Considering it, however, merely as a military way, made by the Romans to connect the principal cities of the province, and serving in case of need as a communication between Cadiz and Cordoba, avoiding Seville; a much more probable line may be laid down, on which the distances will be found to agree infinitely better.[58]
Olbera is a wretched place, containing some 3,000 or 4,000 of the rudest looking, and, if report speak true, of the least scrupulous, inhabitants of the Serranía. Their lawless character has already been alluded to, and, in Rocca’s Memoirs, a most interesting account is given of their reception of him, when, with a party of dragoons, he was on the march from Moron to Ronda.
His description of the rickety old town-house, wherein he saved his life from an infuriated mob by making a fat priest serve as a shield, is most correctly given, and, in the present dark, suspicious-looking, cloak-enveloped inhabitants, one may readily picture to one’s-self the descendants of the men who skinned a dead ass, and gave it to the French troopers for beef; ever after jeering them by asking “Quien come carne de burra en Olbera? Who eats asses’-flesh at Olbera?”
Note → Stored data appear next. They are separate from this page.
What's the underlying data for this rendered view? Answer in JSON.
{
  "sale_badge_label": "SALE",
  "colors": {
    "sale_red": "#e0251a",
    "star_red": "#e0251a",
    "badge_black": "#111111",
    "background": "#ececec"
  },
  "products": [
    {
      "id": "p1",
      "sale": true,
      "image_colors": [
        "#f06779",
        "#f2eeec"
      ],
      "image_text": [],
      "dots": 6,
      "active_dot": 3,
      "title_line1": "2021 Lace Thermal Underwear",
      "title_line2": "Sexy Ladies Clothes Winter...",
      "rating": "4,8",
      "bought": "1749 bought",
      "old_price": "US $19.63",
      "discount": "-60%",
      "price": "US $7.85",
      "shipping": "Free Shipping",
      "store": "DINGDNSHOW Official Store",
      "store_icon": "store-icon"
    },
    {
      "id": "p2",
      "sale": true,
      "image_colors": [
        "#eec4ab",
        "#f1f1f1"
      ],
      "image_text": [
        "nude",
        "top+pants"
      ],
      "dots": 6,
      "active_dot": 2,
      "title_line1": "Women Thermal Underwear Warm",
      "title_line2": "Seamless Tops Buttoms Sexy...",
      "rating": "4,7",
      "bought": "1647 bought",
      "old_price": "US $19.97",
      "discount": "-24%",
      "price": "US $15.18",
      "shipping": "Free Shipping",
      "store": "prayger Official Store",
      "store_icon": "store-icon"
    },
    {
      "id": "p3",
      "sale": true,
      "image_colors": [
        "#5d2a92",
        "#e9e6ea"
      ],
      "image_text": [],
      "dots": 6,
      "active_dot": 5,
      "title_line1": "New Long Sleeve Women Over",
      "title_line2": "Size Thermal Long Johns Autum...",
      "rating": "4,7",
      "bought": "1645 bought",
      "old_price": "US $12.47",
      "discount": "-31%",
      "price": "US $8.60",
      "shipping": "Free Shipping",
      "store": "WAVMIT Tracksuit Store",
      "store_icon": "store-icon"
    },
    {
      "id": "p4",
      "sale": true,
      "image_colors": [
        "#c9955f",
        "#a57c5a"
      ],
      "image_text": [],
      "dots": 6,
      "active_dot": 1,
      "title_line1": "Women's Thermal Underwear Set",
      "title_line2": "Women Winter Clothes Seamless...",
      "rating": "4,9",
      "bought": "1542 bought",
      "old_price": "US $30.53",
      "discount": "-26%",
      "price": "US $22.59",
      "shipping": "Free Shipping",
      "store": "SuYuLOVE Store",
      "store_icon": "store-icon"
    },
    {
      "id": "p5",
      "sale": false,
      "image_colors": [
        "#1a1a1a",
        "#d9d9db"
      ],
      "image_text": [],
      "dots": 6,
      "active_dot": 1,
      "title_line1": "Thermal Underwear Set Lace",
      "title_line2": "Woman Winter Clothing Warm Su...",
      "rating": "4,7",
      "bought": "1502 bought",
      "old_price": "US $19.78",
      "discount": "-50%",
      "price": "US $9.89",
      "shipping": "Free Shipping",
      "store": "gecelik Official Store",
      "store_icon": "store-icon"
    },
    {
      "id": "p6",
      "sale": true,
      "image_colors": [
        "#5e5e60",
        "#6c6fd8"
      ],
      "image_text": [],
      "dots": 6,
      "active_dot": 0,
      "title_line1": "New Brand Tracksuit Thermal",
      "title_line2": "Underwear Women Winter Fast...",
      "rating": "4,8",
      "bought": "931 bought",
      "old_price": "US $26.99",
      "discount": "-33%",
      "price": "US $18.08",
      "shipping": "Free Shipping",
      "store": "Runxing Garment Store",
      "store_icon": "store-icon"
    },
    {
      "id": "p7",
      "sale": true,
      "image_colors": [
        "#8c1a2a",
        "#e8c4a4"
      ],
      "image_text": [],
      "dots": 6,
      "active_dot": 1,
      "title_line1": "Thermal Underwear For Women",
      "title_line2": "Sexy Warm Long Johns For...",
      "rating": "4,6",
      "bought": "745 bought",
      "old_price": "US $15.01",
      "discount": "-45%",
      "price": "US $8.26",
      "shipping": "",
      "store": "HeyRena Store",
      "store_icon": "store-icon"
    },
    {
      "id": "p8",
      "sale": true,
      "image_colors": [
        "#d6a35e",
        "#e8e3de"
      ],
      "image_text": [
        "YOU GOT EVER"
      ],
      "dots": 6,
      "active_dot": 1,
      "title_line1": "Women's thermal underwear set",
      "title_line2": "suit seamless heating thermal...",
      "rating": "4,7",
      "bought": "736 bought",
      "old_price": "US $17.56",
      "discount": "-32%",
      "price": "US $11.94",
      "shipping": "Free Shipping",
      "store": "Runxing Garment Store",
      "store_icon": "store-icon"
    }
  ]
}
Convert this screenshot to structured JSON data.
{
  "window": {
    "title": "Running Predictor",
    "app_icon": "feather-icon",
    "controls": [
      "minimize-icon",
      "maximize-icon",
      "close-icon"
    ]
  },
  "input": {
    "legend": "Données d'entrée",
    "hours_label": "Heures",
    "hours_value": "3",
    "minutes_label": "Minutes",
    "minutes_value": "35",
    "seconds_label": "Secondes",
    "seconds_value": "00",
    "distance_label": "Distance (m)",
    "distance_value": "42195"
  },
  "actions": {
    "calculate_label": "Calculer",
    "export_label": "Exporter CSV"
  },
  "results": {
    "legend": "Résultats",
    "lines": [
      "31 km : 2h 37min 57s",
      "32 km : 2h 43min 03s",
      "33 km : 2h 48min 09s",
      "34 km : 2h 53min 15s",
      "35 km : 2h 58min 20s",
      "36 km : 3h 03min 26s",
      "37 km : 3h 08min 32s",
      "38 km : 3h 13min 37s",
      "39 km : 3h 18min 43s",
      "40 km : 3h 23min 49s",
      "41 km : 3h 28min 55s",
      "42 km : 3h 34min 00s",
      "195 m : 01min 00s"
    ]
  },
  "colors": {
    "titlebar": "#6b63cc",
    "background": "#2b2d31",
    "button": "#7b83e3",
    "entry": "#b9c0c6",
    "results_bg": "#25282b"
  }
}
| Carula (Puebla de Santa Maria) | 24 |
| Ilipa (Grazalema) | 18 |
| Ostippo[59] (La Torre de Alfaquime) | 14 |
| Barba (Almargen) | 20 |
| Anticaria (Antequera) | 24 |
| Angellas | 23 |
| Ipagro | 20 |
| Ulia | 10 |
| Cordoba | 18 |
| Total | [60]294 |
The view from the old castle is very commanding; the outline of the amphitheatre of mountains is bold and varied, and the valleys between the different masses are richly wooded. To the south may be seen the rocky little fortress of Zahara, sheltered by the huge Sierra del Pinar; and only about two miles distant from Olbera to the north, is the old castle of Pruna, similarly situated on a conical hill that stands detached from a lofty impending mountain.
Olbera is fourteen miles from Ronda. At the distance of rather more than a mile, a large convent, N. S. de los Remedios, stands on the right of the road, and a little way beyond this, the road descends by a narrow ravine towards La Torre de Alfaquime, and, after winding round the foot of the cone whereon that little town is perched, reaches and crosses the Guadalete. This point is about four miles from Olbera. The stream issues from a dark ravine in the mountains that rise up on the left of the road, and serves to irrigate a fertile valley, and turn several mills that here present themselves.
A road to Setenil is conducted through the narrow gorge whence the little river issues, but that to Ronda, ascending for three quarters of an hour, reaches the summit of a lofty mountain on whose eastern acclivity are strewed the extensive ruins of Acinippo.